Stage 4: Wider reading :

Unit 7: Moses and the Pharoah

Moses and the Pharoah

"The Egyptians believed that their king was superhuman.

As a god, he was irresistible on the battlefield and could slay hundreds of enemies at a stroke all by himself.

"'His eyes scrutinised the depth of every living being' Nothing is impossible for him."

"Everything which he ordains comes about".'

"Because the whole world depends upon him his health is all important."

Moses' rod had a special significance for it attacked the Pharaoh in the most alarming manner by threatening his personal health along with that of the whole of Egypt in its entire dependence upon his continued health and wellbeing.

The dread disease of leprosy threatened the Pharaoh's health in his own court.

There were measures designed to ensure protection under all circumstances, to which leprosy within the court ran completely counter.

A prime measure of protection lay in the fact that "the god-king required complete and abject self-humiliation of his subjects.

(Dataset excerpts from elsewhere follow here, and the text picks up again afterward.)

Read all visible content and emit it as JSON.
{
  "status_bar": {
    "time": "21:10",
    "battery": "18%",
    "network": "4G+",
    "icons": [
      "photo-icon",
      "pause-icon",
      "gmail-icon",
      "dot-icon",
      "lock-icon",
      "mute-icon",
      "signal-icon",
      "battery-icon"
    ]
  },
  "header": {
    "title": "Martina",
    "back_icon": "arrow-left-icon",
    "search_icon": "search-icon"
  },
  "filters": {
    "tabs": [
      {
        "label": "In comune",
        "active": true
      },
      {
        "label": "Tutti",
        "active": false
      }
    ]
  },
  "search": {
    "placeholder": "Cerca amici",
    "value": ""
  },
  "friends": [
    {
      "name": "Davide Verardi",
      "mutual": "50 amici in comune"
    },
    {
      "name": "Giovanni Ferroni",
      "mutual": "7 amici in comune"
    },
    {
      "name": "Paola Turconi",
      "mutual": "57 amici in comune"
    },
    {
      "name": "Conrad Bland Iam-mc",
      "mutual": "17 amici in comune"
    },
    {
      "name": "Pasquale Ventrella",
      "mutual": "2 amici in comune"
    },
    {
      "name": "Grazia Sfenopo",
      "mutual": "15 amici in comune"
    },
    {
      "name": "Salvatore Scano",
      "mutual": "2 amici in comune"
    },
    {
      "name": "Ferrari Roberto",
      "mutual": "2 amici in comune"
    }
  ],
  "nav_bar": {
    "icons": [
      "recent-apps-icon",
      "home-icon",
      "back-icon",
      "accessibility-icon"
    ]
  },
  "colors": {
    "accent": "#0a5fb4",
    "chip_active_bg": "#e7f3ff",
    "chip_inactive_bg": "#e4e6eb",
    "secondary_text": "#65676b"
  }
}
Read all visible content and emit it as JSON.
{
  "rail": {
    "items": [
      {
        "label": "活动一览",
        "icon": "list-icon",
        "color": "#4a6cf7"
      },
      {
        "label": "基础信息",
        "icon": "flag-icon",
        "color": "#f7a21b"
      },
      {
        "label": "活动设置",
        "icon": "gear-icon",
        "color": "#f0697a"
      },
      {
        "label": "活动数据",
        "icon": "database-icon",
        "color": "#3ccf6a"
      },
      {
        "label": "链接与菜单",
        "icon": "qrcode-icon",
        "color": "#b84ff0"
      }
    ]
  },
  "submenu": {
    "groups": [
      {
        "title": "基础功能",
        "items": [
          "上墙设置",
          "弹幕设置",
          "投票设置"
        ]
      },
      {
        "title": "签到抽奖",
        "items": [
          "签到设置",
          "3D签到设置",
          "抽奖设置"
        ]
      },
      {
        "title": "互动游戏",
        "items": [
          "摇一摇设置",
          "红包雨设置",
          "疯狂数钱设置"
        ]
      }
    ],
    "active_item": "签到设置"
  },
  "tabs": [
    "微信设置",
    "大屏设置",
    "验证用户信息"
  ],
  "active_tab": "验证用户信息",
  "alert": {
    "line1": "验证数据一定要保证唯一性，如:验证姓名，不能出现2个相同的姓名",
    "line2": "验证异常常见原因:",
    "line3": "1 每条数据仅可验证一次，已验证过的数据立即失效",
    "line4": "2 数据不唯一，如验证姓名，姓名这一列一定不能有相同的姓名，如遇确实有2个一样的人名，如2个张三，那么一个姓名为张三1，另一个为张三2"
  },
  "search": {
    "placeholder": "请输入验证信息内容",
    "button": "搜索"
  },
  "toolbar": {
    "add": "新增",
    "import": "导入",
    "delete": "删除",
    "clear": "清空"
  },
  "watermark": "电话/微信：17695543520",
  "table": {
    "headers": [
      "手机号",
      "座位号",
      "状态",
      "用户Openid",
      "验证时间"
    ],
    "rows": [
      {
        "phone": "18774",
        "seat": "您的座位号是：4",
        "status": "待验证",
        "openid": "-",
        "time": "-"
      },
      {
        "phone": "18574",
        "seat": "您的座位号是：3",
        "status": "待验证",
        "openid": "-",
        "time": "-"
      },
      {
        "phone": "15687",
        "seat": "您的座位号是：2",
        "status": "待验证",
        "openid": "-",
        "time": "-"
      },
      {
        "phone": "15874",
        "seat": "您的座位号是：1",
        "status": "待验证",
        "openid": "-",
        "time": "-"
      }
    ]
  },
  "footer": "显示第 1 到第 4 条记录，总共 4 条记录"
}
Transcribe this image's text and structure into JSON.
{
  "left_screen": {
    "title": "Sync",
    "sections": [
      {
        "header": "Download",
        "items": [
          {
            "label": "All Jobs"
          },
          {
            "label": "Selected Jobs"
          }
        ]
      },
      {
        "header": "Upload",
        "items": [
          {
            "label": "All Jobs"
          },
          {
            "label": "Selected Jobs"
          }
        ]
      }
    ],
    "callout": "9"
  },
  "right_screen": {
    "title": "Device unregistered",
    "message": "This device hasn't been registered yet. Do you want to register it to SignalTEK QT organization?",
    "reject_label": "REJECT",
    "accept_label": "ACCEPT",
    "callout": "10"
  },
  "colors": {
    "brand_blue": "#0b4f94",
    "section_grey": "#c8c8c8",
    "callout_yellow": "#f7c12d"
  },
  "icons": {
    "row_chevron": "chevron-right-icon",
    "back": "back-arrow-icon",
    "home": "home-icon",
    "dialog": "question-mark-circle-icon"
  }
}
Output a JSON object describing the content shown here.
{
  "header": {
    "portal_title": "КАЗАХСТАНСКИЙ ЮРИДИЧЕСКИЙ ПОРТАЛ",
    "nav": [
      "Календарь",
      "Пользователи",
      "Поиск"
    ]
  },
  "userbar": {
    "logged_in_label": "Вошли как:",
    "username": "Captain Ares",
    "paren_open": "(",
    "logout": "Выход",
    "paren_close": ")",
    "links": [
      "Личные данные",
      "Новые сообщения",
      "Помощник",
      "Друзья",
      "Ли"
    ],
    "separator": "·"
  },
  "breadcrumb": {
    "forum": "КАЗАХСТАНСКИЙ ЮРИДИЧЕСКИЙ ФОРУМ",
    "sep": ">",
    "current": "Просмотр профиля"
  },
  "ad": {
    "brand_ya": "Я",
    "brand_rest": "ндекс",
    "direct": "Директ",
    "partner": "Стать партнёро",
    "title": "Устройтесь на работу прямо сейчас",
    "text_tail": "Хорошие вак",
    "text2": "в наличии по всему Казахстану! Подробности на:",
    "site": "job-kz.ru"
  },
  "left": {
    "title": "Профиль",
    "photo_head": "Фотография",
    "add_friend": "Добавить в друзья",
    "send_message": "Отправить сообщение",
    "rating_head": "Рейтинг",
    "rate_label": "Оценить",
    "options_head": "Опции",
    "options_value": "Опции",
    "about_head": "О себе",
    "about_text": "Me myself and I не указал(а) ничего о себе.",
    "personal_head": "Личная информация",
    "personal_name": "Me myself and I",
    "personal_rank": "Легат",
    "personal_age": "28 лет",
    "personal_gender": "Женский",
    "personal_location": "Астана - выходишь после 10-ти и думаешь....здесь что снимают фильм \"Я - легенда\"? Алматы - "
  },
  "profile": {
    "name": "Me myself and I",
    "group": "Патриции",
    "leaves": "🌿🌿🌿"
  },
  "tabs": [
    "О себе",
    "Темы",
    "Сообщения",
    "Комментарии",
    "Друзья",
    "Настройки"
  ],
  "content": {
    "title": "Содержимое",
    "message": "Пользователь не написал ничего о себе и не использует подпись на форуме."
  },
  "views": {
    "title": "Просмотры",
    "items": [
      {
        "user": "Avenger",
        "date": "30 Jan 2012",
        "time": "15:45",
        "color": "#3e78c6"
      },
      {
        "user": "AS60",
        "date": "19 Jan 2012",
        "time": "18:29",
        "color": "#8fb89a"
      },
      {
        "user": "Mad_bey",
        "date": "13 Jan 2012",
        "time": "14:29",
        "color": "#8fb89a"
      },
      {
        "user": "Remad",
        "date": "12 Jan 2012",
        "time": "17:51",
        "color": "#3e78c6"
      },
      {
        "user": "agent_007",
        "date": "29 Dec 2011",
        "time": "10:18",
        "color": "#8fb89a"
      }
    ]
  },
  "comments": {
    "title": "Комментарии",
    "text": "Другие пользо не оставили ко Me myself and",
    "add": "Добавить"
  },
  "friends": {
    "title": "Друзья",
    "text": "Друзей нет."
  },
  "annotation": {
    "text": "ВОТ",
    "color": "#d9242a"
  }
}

A person approaching the Pharaoh threw himself on the floor, smelling the earth, crawling on the ground invoking this Perfect God and exalting his beauty".

Again, the rod that became a serpent was a real danger, for the serpent had a special significance.

Many cattle died from the bite of the serpent when grain was being threshed in Egypt:

"At harvest time the (god) king had the duty of performing the magic ceremony of protecting from serpents the cattle used in threshing...”

The cow was worshiped in Egypt, and not only as a source of food, but as the sky, the celestial mother and wife of the sun.

The cow-god Hathor, 'which is the sky', watched over the underworld of the dead and nourished the Pharaoh with milk....

And, of course, he was responsible for the annual Nile flood as well as the other weather phenomena.

He had many powers and much responsibility."